Internal endpoints are namespaced on a per-account basis.
This means that, two different accounts may have internal endpoints with the same URL (for example, `https://api.internal`) without conflict or interference in [endpoint pooling](/gateway/endpoint-pooling). As a result, there is no need to reserve an internal domain.

#### Examples

* `https://example.internal`
* `https://example.foo.bar.internal`
* `https://example.internal:12345`
* `tls://example.internal`
* `tls://example.internal:12345`
* `tcp://example.internal:12345`

## Type and pooling

* Internal endpoints support both [Endpoint Types](/gateway/types): `agent` and `cloud`.
* Internal endpoints support [Endpoint Pooling](/gateway/endpoint-pooling).

## HTTP/S `on_tcp_connect` phase

For internal `http` and `https` endpoints, the `on_tcp_connect` [Traffic Policy](/traffic-policy/) phase is not applicable and never triggers.

This is because when you use the [`forward-internal` action](/traffic-policy/actions/forward-internal/) to forward traffic to an `http` or `https` endpoint, no new TCP connection is established.
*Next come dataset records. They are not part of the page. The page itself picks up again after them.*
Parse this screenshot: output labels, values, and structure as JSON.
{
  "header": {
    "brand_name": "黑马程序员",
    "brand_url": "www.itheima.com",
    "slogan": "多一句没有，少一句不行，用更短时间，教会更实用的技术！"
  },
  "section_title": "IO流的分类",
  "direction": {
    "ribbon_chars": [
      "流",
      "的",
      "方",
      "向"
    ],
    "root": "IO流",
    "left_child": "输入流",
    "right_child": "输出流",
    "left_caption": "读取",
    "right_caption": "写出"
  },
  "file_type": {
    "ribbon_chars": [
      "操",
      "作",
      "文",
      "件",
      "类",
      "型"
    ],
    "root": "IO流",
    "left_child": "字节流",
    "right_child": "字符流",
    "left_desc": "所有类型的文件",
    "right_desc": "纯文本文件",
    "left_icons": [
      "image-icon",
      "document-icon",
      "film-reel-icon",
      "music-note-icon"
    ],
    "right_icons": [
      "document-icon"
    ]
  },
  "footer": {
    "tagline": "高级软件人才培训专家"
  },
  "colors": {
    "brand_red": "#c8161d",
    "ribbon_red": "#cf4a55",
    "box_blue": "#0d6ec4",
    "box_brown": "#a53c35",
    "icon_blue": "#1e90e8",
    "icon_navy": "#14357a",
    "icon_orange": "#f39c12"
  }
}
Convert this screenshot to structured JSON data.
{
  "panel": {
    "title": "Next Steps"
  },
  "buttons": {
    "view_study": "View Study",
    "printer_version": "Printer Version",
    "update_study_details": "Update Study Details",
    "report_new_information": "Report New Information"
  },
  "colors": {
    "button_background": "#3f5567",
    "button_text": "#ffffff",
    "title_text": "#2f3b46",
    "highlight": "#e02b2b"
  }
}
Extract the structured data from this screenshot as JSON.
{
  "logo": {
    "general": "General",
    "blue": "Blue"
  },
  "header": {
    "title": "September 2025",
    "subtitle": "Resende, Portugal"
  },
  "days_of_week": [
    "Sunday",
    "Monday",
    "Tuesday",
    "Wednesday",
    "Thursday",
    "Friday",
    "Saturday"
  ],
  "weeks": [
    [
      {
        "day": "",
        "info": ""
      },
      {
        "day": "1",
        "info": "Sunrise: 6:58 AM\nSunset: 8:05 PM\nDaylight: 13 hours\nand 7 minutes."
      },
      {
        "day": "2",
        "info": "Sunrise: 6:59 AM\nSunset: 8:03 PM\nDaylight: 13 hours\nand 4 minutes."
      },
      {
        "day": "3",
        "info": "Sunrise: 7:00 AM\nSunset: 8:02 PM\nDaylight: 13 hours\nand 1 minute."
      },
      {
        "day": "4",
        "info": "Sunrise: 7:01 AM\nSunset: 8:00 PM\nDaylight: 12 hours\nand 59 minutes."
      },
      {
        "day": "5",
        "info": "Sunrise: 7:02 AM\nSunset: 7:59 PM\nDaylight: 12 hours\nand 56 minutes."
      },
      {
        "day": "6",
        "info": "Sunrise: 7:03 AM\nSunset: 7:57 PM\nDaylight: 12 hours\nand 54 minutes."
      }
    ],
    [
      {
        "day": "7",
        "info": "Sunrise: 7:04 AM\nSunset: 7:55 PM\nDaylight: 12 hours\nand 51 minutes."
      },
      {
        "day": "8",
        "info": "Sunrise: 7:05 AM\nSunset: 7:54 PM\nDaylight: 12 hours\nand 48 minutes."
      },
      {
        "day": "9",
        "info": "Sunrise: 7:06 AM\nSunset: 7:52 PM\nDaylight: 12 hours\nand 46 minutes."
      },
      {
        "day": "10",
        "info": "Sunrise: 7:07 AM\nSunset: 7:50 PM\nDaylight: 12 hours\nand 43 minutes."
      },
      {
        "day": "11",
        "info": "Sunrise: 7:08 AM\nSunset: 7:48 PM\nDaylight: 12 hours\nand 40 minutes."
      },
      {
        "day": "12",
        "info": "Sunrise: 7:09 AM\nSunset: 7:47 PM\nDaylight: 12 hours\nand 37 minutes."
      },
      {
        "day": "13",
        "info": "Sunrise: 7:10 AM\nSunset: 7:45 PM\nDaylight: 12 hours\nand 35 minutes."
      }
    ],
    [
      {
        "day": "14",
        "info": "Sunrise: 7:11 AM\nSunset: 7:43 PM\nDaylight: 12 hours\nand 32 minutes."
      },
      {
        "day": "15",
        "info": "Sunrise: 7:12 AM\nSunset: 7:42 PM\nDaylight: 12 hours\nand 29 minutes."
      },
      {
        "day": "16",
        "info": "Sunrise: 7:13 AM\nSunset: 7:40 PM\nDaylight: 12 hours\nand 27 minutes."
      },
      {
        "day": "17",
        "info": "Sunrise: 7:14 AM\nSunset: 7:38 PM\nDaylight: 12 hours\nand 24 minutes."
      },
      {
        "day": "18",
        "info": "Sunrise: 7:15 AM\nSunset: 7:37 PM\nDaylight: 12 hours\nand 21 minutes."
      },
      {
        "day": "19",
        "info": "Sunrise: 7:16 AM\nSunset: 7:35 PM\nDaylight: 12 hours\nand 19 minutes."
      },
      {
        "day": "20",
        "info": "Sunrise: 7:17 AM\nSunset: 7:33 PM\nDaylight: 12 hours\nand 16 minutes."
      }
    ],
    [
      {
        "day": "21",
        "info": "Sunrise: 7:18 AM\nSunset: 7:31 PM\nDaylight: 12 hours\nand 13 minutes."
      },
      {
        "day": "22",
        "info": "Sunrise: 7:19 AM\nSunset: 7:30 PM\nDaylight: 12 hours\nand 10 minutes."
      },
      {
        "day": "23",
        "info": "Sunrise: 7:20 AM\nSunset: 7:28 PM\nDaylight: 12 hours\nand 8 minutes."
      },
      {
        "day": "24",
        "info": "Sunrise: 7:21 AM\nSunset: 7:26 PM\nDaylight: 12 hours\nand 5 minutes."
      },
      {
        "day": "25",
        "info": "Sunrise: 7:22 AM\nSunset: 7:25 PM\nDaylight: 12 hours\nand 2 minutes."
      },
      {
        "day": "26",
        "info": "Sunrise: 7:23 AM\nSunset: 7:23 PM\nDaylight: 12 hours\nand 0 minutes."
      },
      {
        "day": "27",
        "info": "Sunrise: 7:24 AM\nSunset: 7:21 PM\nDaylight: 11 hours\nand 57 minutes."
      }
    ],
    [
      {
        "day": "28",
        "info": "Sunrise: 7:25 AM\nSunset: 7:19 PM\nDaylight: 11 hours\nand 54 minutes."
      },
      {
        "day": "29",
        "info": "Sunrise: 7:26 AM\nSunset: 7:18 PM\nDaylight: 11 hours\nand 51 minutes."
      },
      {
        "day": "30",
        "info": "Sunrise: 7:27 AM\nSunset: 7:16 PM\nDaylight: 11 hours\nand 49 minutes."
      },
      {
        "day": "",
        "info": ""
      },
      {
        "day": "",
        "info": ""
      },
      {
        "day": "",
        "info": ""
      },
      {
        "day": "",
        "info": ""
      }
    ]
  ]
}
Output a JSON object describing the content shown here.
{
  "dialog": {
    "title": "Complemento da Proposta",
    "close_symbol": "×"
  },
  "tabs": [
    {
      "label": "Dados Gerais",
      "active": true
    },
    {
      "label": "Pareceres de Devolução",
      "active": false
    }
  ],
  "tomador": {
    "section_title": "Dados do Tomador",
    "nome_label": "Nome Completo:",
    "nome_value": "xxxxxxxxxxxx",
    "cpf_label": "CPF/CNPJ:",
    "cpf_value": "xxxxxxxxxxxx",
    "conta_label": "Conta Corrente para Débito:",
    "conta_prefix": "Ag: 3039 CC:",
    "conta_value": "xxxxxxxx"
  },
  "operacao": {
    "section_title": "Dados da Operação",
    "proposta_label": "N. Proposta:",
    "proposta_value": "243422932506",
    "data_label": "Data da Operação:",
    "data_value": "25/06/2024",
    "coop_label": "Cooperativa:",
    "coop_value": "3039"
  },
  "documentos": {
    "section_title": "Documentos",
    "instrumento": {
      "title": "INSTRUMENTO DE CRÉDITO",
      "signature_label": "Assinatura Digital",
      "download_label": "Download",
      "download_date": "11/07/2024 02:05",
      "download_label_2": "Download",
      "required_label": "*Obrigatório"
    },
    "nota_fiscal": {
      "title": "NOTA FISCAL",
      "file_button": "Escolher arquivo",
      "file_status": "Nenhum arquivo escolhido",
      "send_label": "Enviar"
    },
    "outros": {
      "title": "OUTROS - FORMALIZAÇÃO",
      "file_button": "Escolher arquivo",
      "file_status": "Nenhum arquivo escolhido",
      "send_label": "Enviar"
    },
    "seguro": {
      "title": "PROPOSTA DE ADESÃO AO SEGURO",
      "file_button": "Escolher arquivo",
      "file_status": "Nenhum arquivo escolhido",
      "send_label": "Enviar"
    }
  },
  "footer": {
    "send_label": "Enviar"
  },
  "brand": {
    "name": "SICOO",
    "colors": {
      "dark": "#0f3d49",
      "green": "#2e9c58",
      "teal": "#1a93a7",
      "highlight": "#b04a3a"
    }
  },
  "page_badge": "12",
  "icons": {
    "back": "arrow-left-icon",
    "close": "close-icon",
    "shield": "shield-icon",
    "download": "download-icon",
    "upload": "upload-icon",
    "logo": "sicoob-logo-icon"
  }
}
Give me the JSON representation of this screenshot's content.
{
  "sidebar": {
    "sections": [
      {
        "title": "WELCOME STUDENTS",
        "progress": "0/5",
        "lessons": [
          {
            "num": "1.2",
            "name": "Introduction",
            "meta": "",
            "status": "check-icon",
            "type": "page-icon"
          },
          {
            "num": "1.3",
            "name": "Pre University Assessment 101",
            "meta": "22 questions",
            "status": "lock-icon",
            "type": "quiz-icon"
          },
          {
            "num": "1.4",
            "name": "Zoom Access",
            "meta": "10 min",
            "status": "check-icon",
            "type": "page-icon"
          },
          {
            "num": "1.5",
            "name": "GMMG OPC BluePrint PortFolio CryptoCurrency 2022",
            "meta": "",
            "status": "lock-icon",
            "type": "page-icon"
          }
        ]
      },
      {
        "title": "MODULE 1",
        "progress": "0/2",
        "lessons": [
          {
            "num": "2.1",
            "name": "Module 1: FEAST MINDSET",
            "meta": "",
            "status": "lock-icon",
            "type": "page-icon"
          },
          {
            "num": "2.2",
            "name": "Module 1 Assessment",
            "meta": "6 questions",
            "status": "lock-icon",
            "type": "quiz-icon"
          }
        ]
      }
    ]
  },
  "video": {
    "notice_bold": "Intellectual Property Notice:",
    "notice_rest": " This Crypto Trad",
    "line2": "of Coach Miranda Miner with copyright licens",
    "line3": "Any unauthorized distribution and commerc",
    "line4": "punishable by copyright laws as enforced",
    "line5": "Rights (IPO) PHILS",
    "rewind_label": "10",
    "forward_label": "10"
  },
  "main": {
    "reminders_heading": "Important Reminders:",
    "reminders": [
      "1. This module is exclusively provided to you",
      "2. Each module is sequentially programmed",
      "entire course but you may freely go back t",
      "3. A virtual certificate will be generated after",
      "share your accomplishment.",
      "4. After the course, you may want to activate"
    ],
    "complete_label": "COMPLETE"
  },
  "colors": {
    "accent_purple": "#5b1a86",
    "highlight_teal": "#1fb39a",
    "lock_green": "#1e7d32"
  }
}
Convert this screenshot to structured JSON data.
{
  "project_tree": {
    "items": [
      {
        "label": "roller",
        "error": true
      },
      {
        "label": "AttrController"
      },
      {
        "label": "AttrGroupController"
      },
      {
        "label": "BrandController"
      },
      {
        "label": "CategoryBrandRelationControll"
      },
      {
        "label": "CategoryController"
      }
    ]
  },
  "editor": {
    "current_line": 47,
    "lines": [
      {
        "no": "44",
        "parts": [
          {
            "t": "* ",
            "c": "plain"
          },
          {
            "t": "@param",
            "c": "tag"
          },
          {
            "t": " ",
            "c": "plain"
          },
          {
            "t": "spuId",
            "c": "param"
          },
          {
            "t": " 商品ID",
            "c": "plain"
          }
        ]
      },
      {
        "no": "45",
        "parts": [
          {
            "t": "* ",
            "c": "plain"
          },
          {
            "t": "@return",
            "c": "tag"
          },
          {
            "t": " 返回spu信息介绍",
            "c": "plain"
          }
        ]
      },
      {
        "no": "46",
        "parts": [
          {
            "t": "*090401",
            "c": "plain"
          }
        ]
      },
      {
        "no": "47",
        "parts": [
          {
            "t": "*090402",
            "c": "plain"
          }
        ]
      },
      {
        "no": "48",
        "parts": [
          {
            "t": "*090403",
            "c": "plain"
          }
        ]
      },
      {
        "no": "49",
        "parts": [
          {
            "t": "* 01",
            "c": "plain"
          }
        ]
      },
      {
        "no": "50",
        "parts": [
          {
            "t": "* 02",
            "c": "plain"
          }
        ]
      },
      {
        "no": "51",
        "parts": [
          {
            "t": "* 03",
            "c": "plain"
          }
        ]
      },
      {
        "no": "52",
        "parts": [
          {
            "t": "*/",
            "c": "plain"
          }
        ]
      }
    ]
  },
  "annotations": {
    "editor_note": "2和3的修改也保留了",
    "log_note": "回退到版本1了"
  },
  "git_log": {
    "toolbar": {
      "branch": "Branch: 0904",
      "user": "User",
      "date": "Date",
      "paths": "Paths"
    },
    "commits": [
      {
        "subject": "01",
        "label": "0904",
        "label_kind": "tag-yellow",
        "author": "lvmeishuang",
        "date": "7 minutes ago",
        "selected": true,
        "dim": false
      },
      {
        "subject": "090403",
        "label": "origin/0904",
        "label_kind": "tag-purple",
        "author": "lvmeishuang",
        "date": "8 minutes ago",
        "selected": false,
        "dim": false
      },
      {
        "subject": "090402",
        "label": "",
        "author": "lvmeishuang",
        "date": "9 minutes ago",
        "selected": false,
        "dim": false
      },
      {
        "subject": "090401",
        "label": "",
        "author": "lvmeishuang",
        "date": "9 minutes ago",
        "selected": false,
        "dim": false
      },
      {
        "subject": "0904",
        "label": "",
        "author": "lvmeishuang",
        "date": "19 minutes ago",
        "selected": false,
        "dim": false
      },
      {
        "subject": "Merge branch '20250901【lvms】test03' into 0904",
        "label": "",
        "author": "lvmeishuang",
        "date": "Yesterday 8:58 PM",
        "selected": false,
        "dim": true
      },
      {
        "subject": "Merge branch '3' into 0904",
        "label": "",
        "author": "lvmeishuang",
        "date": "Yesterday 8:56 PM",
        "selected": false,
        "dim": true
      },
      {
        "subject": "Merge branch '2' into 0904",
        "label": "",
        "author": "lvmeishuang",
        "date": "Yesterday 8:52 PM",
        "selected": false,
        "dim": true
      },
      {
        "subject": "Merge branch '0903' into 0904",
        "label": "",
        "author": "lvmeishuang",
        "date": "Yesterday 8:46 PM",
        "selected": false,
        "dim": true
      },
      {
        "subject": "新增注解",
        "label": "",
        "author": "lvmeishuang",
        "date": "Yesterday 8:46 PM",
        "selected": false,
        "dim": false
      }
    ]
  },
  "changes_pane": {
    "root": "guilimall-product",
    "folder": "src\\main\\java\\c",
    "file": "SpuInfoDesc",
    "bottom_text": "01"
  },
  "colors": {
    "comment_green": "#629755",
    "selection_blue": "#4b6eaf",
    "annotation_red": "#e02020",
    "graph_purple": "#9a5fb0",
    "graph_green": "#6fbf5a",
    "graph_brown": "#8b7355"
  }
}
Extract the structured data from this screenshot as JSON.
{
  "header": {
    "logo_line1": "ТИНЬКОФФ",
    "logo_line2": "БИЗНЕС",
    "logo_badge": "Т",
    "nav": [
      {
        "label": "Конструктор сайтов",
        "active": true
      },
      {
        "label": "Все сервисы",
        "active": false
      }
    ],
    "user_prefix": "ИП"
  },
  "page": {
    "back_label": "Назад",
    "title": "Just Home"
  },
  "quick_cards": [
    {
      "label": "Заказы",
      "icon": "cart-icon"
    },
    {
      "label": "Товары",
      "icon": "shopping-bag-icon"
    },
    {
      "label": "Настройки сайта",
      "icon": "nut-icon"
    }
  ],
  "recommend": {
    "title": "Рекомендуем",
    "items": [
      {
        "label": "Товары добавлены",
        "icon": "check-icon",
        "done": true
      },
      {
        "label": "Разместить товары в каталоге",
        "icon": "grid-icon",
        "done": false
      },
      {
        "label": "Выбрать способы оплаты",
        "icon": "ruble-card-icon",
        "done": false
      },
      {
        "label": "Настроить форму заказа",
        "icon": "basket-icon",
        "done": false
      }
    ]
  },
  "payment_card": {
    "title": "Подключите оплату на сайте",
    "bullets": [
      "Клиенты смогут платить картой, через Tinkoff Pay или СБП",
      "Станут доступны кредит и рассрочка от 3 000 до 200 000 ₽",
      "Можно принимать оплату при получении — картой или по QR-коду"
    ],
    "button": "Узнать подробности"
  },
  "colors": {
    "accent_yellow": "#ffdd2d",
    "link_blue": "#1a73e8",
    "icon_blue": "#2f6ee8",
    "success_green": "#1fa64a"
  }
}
For additional details, see the [`forward-internal` documentation](/traffic-policy/actions/forward-internal/).

## API

Internal endpoints can be managed programmatically. To get started, consult the
\[Endpoints API documentation]\(/api-reference/endpoints/list.

## Internal endpoints pricing

Internal endpoints are available on the Pay-as-you-go plan. Consult the [Endpoints Pricing](/gateway/endpoints/#pricing) documentation for billing details.